Ces véreux entrent en danse, plongeant ainsi le marché dans une véritable ambiance de l’approche de la rentrée scolaire. Des cahiers, des sacs, des chaussures scolaires, des ketchs et pantoufles, uniformes (en tissus bleus et blancs) inondent le marché sous une certaine animation de revendeurs, pour susciter l’attention et attirer la clientèle.                                                                                                                                          Des parents et tuteurs de la catégorie de gagne-petit qui scolarisent plus d’un enfant, n’attendent pas le dernier jour du mois d’août pour affronter le marché, loin de là. Ils agissent, comme le suggère un adage africain, à la manière d’un paysan qui bâtit sa case : c’est qu’à chaque jour suffisent ses efforts pour ramener au village chevrons, madriers, paille, steaks, lianes, etc. C’est comme qui dirait : « A chaque jour, suffit sa peine ».                                                                                                         Le marché de Kinshasa habitué à la légèreté des services économiques de contrôle des prix, enregistre à foison des tendances variables, œuvre de commerçants véreux.
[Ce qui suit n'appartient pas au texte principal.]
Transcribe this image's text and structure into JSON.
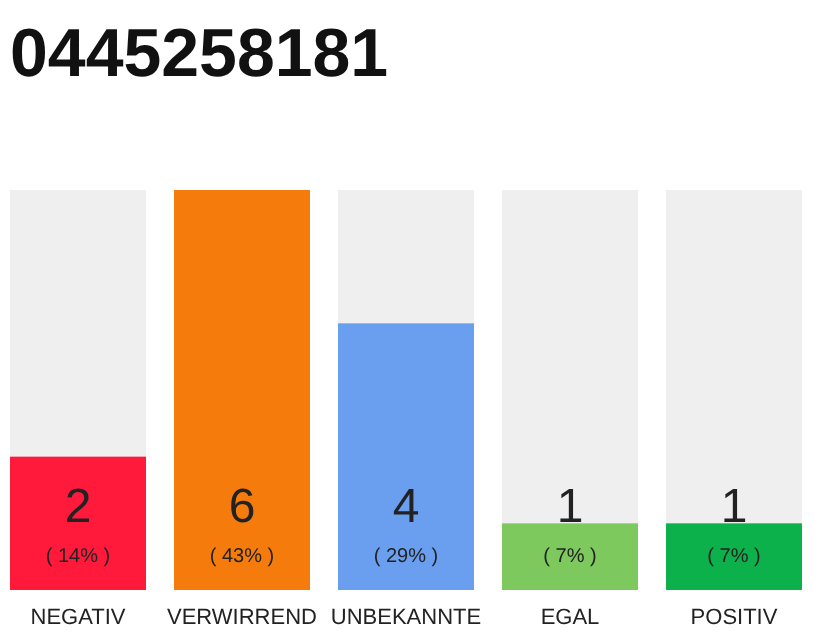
{
  "chart_data": {
    "type": "bar",
    "title": "0445258181",
    "categories": [
      "NEGATIV",
      "VERWIRREND",
      "UNBEKANNTE",
      "EGAL",
      "POSITIV"
    ],
    "values": [
      2,
      6,
      4,
      1,
      1
    ],
    "colors": [
      "#ff1a3c",
      "#f57c0c",
      "#6a9fef",
      "#7dc95e",
      "#0db14b"
    ],
    "data_labels": true,
    "tick_labels": "x",
    "annotations": [
      "( 14% )",
      "( 43% )",
      "( 29% )",
      "( 7% )",
      "( 7% )"
    ]
  }
}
Aussi assiste-t-on pour les mêmes articles à des prix qui prennent l’ascenseur au début septembre, la veille de la rentrée scolaire.

Quand les frais scolaires s’érigent en peaux de banane

« Le chantier Education a été décrété pour répondre aux attentes, non d’un nombre limité de jeunes, mais de tous. C’est dans cet ordre d’idée que ses objectifs rejoignent  ceux des Objectifs du Millénaire Pour le Développement, OMD, s’agissant de l’Education Pour Tous. Il s’agit de tous et non de quelques-uns ». C’est en ces termes qu’un père de famille a exprimé sa préoccupation, au regard des colonnes d’enfants qui ne peuvent fréquenter l’école, faute de se mettre en règle des frais scolaires. Le père de famille propose que le chantier Education soit doté d’une force politique de protection, pour notamment les enfants exclus de l’école pour raison des frais scolaires. « Quelle explication la société dans son ensemble donne-t-elle à un enfant débutant et enthousiasmé du primaire, quand l’école qui est une émanation de cette même société lui dit : « Sors de la classe et retourne à la maison, puisque ton père n’a pas payé les frais scolaires. Tu ne pourras revenir que quand il s’acquittera de cette charge ». Comme on le comprend, la société qui reçoit un enfant à l’école, ne prévoit guère de garde-fou nécessaire. D’où, l’agissement machinal d’un responsable scolaire scandalise le nouveau venu à l’école.